2 décembre 2020, par Correspondant Témoignages

Pour sa 11è édition le Grand jury du prix Roman Métis a choisi d’élire deux femmes aux écrits incontestablement militants.

« J’ai raté l’ascenseur social je suis passée par les escaliers »

La première lauréate du Grand Prix Roman Métis 2020, Gaëlle Bélem, a été choisie pour son roman « Un monstre est là, derrière la porte ».

C’est la première réunionnaise à être éditée chez le grand Gallimard. C’est dire la qualité de son récit. Elle insiste sur le fait qu’elle n’a bénéficié d’aucune largesse, d’aucun copinage : « J’ai envoyé mon manuscrit par la poste. Vous vous rendez-compte ? », dit-elle à l’assistance sur un ton moqueur.

Gaëlle Bélèm met l’accent sur la réussite de ceux qui, comme elle, n’étaient pas nés pour réussir à l’école. Elle qui naît et grandit dans une famille très modeste de Saint Benoît et qui fait quand même ses études à la Sorbonne. Elle cite énormément d’auteur-e-s qui ont jalonné sa vie et crée son univers. Parmi eux, Bourdieu, qui dans « Les Héritiers » montre que l’école « redouble les inégalités sociales », mais que certains, une minorité, s’en sortent. Elle cite Pennac et son « Chagrin d’école », lui qui était un cancre et qui est devenu un auteur reconnu. Elle qui est professeure d’histoire-géo et de latin, elle sait combien l’école peut faire mal, mais elle sait aussi qu’elle peut être une porte, elle sait que finalement rien n’est « déterminé ». C’est le message qu’elle veut faire passer dans son livre décidément militant : « tout le monde peut y arriver, mais rien ne sera facile ! Il faudra faire encore plus d’effort que les autres ». Il faut se battre, savoir ce que l’on veut, et être discipliné pour arriver au bout de ses ambitions.

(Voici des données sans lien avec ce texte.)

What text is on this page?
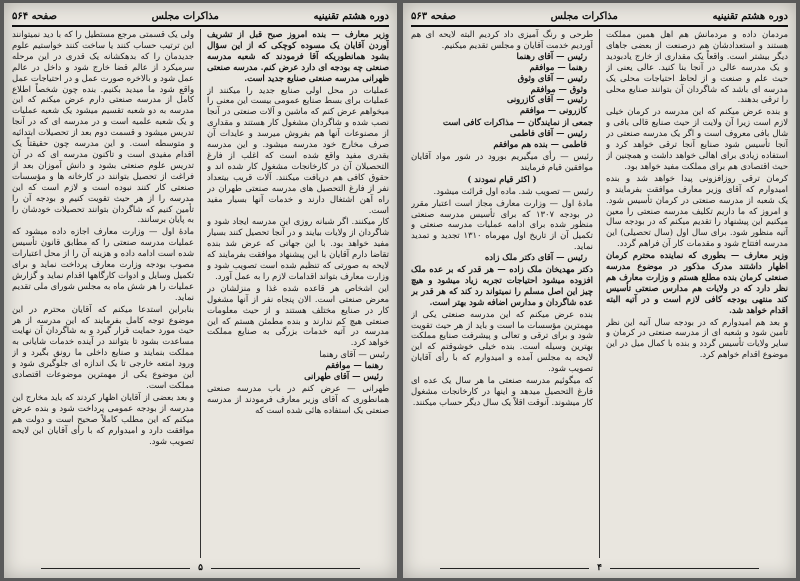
دوره هشتم تقنینیه
مذاکرات مجلس
صفحه ۵۶۴

وزیر معارف — بنده امروز صبح قبل از تشریف آوردن آقایان یک مسوده کوچکی که از این سؤال بشود همانطوریکه آقا فرمودند که شعبه مدرسه صنعتی چه بودجه ای دارد عرض کنم. مدرسه صنعتی ظهرانی مدرسه صنعتی صنایع جدید است.

عملیات در محل اولی صنایع جدید را میکنند از عملیات برای بسط صنایع عمومی بیست این معنی را میخواهم عرض کنم که ماشین و آلات صنعتی در آنجا نصب شده و شاگردان مشغول کار هستند و مقداری از مصنوعات آنها هم بفروش میرسد و عایدات آن صرف مخارج خود مدرسه میشود. و این مدرسه بقدری مفید واقع شده است که اغلب از فارغ التحصیلان آن در کارخانجات مشغول کار شده اند و حقوق کافی هم دریافت میکنند. آلات قریب بیتعداد نفر از فارغ التحصیل های مدرسه صنعتی طهران در راه آهن اشتغال دارند و خدمات آنها بسیار مفید است.

کار میکنند. اگر شبانه روزی این مدرسه ایجاد شود و شاگردان از ولایات بیایند و در آنجا تحصیل کنند بسیار مفید خواهد بود. با این جهاتی که عرض شد بنده تقاضا دارم آقایان با این پیشنهاد موافقت بفرمایند که لایحه به صورتی که تنظیم شده است تصویب شود و وزارت معارف بتواند اقدامات لازم را به عمل آورد.

این اشخاص هر قاعده شده غذا و منزلشان در معرض صنعتی است. الان پنجاه نفر از آنها مشغول کار در صنایع مختلف هستند و از حیث معلومات صنعتی هیچ کم ندارند و بنده مطمئن هستم که این مدرسه در آتیه خدمات بزرگی به صنایع مملکت خواهد کرد.

رئیس — آقای رهنما

رهنما — موافقم

رئیس — آقای طهرانی

طهرانی — عرض کنم در باب مدرسه صنعتی همانطوری که آقای وزیر معارف فرمودند از مدرسه صنعتی یک استفاده هائی شده است که

ولی یک قسمتی مرجع مستطیل را که با دید نمیتوانند این ترتیب حساب کنند یا ساخت کنند خواستیم علوم جدیدمان را که بدهکشانه یک قدری در این مرحله سرمیکرد از عالم قضا خارج شود و داخل در عالم عمل شود و بالاخره صورت عمل و در احتیاجات عمل واقع شود ما میدید بکنیم. بنده چون شخصاً اطلاع کامل از مدرسه صنعتی دارم عرض میکنم که این مدرسه به دو شعبه تقسیم میشود یک شعبه عملیات و یک شعبه علمیه است و در مدرسه ای که در آنجا تدریس میشود و قسمت دوم بعد از تحصیلات ابتدائیه و متوسطه است. و این مدرسه چون حقیقتاً یک اقدام مفیدی است و تاکنون مدرسه ای که در آن تدریس علوم صنعتی بشود و دانش آموزان بعد از فراغت از تحصیل بتوانند در کارخانه ها و مؤسسات صنعتی کار کنند نبوده است و لازم است که این مدرسه را از هر حیث تقویت کنیم و بودجه آن را تأمین کنیم که شاگردان بتوانند تحصیلات خودشان را به پایان برسانند.

مادهٔ اول — وزارت معارف اجازه داده میشود که عملیات مدرسه صنعتی را که مطابق قانون تأسیس شده است ادامه داده و هزینه آن را از محل اعتبارات مصوب بودجه وزارت معارف پرداخت نماید و برای تکمیل وسایل و ادوات کارگاهها اقدام نماید و گزارش عملیات را هر شش ماه به مجلس شورای ملی تقدیم نماید.

بنابراین استدعا میکنم که آقایان محترم در این موضوع توجه کامل بفرمایند که این مدرسه از هر حیث مورد حمایت قرار گیرد و به شاگردان آن نهایت مساعدت بشود تا بتوانند در آینده خدمات شایانی به مملکت بنمایند و صنایع داخلی ما رونق بگیرد و از ورود امتعه خارجی تا یک اندازه ای جلوگیری شود و این موضوع یکی از مهمترین موضوعات اقتصادی مملکت است.

و بعد بعضی از آقایان اظهار کردند که باید مخارج این مدرسه از بودجه عمومی پرداخت شود و بنده عرض میکنم که این مطلب کاملاً صحیح است و دولت هم موافقت دارد و امیدوارم که با رأی آقایان این لایحه تصویب شود.

۵
دوره هشتم تقنینیه
مذاکرات مجلس
صفحه ۵۶۳

مردمان داده و مردمانش هم اهل همین مملکت هستند و استعدادشان هم درصنعت از بعضی جاهای دیگر بیشتر است. واقعاً یک مقداری از خارج یادبودید و یک مدرسه عالی در آنجا بنا کنید. عالی یعنی از حیث علم و صنعت و از لحاظ احتیاجات محلی یک مدرسه ای باشد که شاگردان آن بتوانند صنایع محلی را ترقی بدهند.

و بنده عرض میکنم که این مدرسه در کرمان خیلی لازم است زیرا آن ولایت از حیث صنایع قالی بافی و شال بافی معروف است و اگر یک مدرسه صنعتی در آنجا تأسیس شود صنایع آنجا ترقی خواهد کرد و استفاده زیادی برای اهالی خواهد داشت و همچنین از حیث اقتصادی هم برای مملکت مفید خواهد بود.

کرمان ترقی روزافزونی پیدا خواهد شد و بنده امیدوارم که آقای وزیر معارف موافقت بفرمایند و یک شعبه از مدرسه صنعتی در کرمان تأسیس شود. و امروز که ما داریم تکلیف مدرسه صنعتی را معین میکنیم این پیشنهاد را تقدیم میکنم که در بودجه سال آتیه منظور شود. برای سال اول (سال تحصیلی) این مدرسه افتتاح شود و مقدمات کار آن فراهم گردد.

وزیر معارف — بطوری که نماینده محترم کرمان اظهار داشتند مدرک مذکور در موضوع مدرسه صنعتی کرمان بنده مطلع هستم و وزارت معارف هم نظر دارد که در ولایات هم مدارس صنعتی تأسیس کند منتهی بودجه کافی لازم است و در آتیه البته اقدام خواهد شد.

و بعد هم امیدوارم که در بودجه سال آتیه این نظر تأمین شود و شعبه ای از مدرسه صنعتی در کرمان و سایر ولایات تأسیس گردد و بنده با کمال میل در این موضوع اقدام خواهم کرد.

طرحی و رنگ آمیزی داد کردیم البته لایحه ای هم آوردیم خدمت آقایان و مجلس تقدیم میکنیم.

رئیس — آقای رهنما

رهنما — موافقم

رئیس — آقای وثوق

وثوق — موافقم

رئیس — آقای کازرونی

کازرونی — موافقم

جمعی از نمایندگان — مذاکرات کافی است

رئیس — آقای فاطمی

فاطمی — بنده هم موافقم

رئیس — رأی میگیریم بورود در شور مواد آقایان موافقین قیام فرمایند

( اکثر قیام نمودند )

رئیس — تصویب شد. ماده اول قرائت میشود.

مادهٔ اول — وزارت معارف مجاز است اعتبار مقرر در بودجه ۱۳۰۷ که برای تأسیس مدرسه صنعتی منظور شده برای ادامه عملیات مدرسه صنعتی و تکمیل آن از تاریخ اول مهرماه ۱۳۱۰ تجدید و تمدید نماید.

رئیس — آقای دکتر ملک زاده

دکتر مهدیخان ملک زاده — هر قدر که بر عده ملک افزوده میشود احتیاجات تجربه زیاد میشود و هیچ چیز این اصل مسلم را نمیتواند رد کند که هر قدر بر عده شاگردان و مدارس اضافه شود بهتر است.

بنده عرض میکنم که این مدرسه صنعتی یکی از مهمترین مؤسسات ما است و باید از هر حیث تقویت شود و برای ترقی و تعالی و پیشرفت صنایع مملکت بهترین وسیله است. بنده خیلی خوشوقتم که این لایحه به مجلس آمده و امیدوارم که با رأی آقایان تصویب شود.

که میگوئیم مدرسه صنعتی ما هر سال یک عده ای فارغ التحصیل میدهد و اینها در کارخانجات مشغول کار میشوند. آنوقت اقلاً یک سال دیگر حساب میکنند.

۴
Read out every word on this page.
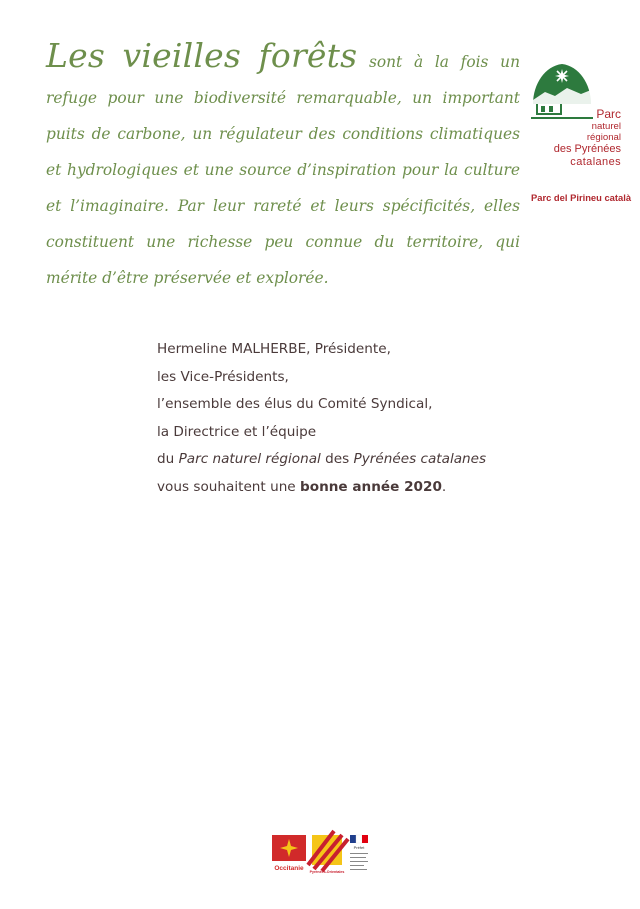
Les vieilles forêts sont à la fois un refuge pour une biodiversité remarquable, un important puits de carbone, un régulateur des conditions climatiques et hydrologiques et une source d’inspiration pour la culture et l’imaginaire. Par leur rareté et leurs spécificités, elles constituent une richesse peu connue du territoire, qui mérite d’être préservée et explorée.
Parc
naturel
régional
des Pyrénées
catalanes
Parc del Pirineu català
Hermeline MALHERBE, Présidente,
les Vice-Présidents,
l’ensemble des élus du Comité Syndical,
la Directrice et l’équipe
du Parc naturel régional des Pyrénées catalanes
vous souhaitent une bonne année 2020.
Occitanie Pyrénées-Orientales
Préfet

Gaëlle Bélèm écrit pour les jeunes à qui elle enseigne, elle écrit aux jeunes qu’elle fréquente dans le cadre de son travail auprès du juge des enfants. Elle voudrait leur apporter un peu d’espoir. « J’ai raté l’ascenseur social je suis passée par les escaliers » nous dit-elle, dans un humour fracassant, presque théâtral, pour nous faire comprendre qu’il y a toujours un moyen de réussir sa vie, à condition de le vouloir profondément.

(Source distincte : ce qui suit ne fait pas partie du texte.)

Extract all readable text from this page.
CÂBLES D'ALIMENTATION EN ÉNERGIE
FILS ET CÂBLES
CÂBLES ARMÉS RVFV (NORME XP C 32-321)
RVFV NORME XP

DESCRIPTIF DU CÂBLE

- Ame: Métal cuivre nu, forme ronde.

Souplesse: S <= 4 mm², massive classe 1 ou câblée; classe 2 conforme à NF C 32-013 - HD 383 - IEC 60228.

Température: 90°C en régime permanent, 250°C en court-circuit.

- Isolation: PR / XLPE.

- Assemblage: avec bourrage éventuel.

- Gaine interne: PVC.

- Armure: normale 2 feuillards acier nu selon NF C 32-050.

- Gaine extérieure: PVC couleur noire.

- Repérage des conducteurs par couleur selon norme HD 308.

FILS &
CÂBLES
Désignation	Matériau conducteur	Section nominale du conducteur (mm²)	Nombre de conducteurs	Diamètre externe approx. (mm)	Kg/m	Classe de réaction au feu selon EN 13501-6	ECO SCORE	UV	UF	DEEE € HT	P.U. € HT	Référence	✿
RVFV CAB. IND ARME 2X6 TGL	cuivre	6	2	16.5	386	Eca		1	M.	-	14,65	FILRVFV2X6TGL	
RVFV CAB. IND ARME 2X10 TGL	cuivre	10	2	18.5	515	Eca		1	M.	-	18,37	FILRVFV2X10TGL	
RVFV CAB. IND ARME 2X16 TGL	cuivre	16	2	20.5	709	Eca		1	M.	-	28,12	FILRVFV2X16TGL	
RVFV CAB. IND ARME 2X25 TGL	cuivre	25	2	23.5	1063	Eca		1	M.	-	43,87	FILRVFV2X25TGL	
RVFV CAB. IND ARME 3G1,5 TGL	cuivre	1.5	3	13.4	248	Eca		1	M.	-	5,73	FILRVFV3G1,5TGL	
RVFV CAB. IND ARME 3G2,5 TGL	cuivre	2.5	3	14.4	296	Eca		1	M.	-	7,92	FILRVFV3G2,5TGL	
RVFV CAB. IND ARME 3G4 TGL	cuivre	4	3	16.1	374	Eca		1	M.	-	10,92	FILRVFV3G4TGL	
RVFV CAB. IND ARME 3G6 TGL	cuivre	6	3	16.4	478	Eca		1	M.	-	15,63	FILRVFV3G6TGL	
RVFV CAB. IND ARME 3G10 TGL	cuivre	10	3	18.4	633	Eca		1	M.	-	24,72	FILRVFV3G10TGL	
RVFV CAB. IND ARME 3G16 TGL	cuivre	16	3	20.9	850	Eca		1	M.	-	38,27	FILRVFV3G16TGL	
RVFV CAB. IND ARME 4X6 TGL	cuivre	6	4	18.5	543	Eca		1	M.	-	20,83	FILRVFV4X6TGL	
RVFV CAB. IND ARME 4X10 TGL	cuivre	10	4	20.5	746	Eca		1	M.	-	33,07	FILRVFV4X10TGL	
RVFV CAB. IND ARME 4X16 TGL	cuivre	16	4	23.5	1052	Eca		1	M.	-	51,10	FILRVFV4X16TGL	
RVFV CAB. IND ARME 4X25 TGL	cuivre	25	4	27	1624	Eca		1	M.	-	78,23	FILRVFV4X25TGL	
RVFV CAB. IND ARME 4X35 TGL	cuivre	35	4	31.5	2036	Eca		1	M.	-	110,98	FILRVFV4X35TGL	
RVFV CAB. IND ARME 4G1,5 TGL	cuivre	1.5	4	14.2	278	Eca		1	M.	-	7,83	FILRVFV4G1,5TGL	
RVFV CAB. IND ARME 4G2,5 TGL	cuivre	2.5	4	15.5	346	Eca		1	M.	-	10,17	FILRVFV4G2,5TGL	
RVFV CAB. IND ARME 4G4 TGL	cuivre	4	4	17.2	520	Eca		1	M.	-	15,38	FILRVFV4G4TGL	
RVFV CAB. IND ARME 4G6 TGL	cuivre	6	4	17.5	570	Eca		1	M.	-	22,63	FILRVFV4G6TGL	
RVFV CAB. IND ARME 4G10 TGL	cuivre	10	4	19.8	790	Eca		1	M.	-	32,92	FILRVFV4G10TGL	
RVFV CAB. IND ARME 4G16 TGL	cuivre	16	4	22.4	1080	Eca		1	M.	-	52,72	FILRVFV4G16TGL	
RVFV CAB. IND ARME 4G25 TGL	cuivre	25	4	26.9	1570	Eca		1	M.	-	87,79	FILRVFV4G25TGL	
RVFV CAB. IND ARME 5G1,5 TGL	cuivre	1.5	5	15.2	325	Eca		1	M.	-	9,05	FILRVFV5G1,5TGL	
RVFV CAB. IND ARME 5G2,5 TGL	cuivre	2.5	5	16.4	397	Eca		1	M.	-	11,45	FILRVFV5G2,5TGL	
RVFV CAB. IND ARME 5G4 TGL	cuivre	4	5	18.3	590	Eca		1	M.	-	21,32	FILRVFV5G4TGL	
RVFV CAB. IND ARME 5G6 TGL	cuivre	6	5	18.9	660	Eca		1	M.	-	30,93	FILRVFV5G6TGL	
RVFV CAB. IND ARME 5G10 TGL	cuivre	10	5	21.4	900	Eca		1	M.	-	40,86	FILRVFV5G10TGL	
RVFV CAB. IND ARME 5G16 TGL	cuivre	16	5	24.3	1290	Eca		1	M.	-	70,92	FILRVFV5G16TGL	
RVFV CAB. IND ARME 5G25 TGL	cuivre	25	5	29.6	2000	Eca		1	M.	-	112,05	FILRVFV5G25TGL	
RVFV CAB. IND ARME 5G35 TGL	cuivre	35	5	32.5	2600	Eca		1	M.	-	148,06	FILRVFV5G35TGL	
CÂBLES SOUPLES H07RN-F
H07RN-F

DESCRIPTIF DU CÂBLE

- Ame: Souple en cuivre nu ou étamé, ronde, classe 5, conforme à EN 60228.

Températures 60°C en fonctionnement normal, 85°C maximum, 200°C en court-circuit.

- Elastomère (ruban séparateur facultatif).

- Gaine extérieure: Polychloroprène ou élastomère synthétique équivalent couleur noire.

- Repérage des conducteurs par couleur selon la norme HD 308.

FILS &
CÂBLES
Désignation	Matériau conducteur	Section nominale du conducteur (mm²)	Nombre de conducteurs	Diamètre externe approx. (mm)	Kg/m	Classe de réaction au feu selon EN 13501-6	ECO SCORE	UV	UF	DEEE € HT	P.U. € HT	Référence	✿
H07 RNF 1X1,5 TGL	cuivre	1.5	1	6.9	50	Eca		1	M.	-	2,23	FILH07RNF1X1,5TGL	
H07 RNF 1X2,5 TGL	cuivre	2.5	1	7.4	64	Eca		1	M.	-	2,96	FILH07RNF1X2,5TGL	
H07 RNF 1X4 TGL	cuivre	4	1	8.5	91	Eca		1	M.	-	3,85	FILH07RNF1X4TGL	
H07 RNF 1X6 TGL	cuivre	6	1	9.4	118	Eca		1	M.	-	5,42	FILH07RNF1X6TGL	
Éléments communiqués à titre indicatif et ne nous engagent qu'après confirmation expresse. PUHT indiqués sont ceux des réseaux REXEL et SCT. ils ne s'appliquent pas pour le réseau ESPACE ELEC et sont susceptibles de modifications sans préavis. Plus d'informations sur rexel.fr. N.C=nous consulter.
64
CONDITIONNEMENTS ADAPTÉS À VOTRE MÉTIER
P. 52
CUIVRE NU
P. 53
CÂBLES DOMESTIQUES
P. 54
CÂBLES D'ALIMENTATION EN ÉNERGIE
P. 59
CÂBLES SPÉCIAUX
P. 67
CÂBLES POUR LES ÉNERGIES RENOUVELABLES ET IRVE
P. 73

L’histoire se passe à La Réunion, elle aurait pu se passer ailleurs, on s’y trompe même parfois. Une histoire à découvrir si vous ne l’avez pas encore fait.

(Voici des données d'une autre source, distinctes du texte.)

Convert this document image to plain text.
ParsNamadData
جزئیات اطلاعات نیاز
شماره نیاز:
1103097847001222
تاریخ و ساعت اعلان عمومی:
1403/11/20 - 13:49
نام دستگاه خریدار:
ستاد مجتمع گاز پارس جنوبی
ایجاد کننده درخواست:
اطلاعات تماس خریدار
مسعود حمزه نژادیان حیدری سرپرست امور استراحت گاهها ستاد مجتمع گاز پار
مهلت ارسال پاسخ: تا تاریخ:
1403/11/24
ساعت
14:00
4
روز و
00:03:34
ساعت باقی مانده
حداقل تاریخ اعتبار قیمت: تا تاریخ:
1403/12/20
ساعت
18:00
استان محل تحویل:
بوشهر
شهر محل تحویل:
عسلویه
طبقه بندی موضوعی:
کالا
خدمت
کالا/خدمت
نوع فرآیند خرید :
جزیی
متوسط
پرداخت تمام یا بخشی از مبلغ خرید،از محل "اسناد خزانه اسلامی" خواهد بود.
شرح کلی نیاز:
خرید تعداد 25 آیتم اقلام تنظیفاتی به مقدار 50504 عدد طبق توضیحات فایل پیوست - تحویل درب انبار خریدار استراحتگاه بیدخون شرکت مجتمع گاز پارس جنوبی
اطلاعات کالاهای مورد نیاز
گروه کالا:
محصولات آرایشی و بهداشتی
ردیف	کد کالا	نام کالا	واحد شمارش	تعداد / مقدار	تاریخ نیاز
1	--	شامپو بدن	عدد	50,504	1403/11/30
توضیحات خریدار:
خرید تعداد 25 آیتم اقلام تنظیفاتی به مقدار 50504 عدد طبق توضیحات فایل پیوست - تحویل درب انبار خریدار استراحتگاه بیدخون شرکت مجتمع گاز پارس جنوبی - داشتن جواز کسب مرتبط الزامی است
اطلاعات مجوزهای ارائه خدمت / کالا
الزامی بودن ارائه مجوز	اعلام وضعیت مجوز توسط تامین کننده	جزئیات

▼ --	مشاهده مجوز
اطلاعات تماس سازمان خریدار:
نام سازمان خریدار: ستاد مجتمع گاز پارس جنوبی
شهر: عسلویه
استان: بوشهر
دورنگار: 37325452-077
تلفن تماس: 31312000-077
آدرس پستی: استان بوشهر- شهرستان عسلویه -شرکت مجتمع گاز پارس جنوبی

Une contribution à la cause Chagossienne

Le prix des lecteurs du Grand Prix Roman Métis, a été attribué à la très jeune et brillante franco-mauricienne Caroline Laurent pour son livre « Rivage de la colère ». Un livre pour attirer l’attention, faire connaître ou réhabiliter la terrible histoire du peuple Chagossien. Les habitants ont été déportés de leur pays dans les années 60 par la Grande Bretagne et abandonnés sur les quais à Maurice et aux Seychelles. Les autorités locales ont fermé les yeux sur ces personnes dans le dénuement total. Les survivants et les descendants Chagossiens réclament depuis une cinquantaine d’années leur retour sur leur terre natale. Dans le livre, le récit historique est romancée pour faire rêver et pousser un cri de colère en même temps.

« C’est le combat de David contre Goliath », dit Caroline Laurent, « mais je rêve qu’un jour, les Chagossiens vaincront les géants Américains et Anglais ». Nous partageons son rêve de voir un jour les chagossiens libre de retrouver leurs îles.

Elle a salué la lutte acharnée des Chagossiens, guidés par leur leader Olivier Bancoult, son « Nelson Mandela de l’Océan Indien ». Elle a remercié les amis réunionnais solidaires des chagossiens. Ils étaient présents les membres du Mouvement Réunionnais Pour la Paix, avec Julie Pontalba ainsi que ceux du Comité de Solidarité Chagos Réunion, avec Alain Drenau et Georges Gauvin, notamment. Ces deux derniers ont d’ailleurs été fortement applaudis par le public qui connait leur engagement depuis plus de 30 ans aux côtés des frères chagossiens.

Grâce à son récit magnifiquement écrit qui lui a valu le prix Maison de la Presse 2020 ainsi que le prix des lecteurs Roman Métis 2020, Caroline Laurent met les projecteurs sur cette histoire dramatique et participe incontestablement à faire avancer la lutte. Le livre sera bientôt traduit en anglais et on parle même d’un film dans lequel elle pourrait jouer un rôle.

En cette fin d’année, si vous cherchez un beau et instructif cadeau, vous l’avez ! En tout cas vous aurez de quoi participer, à votre manière, à faire avancer la cause de nos voisins les Chagossiens, un peuple créole, comme nous.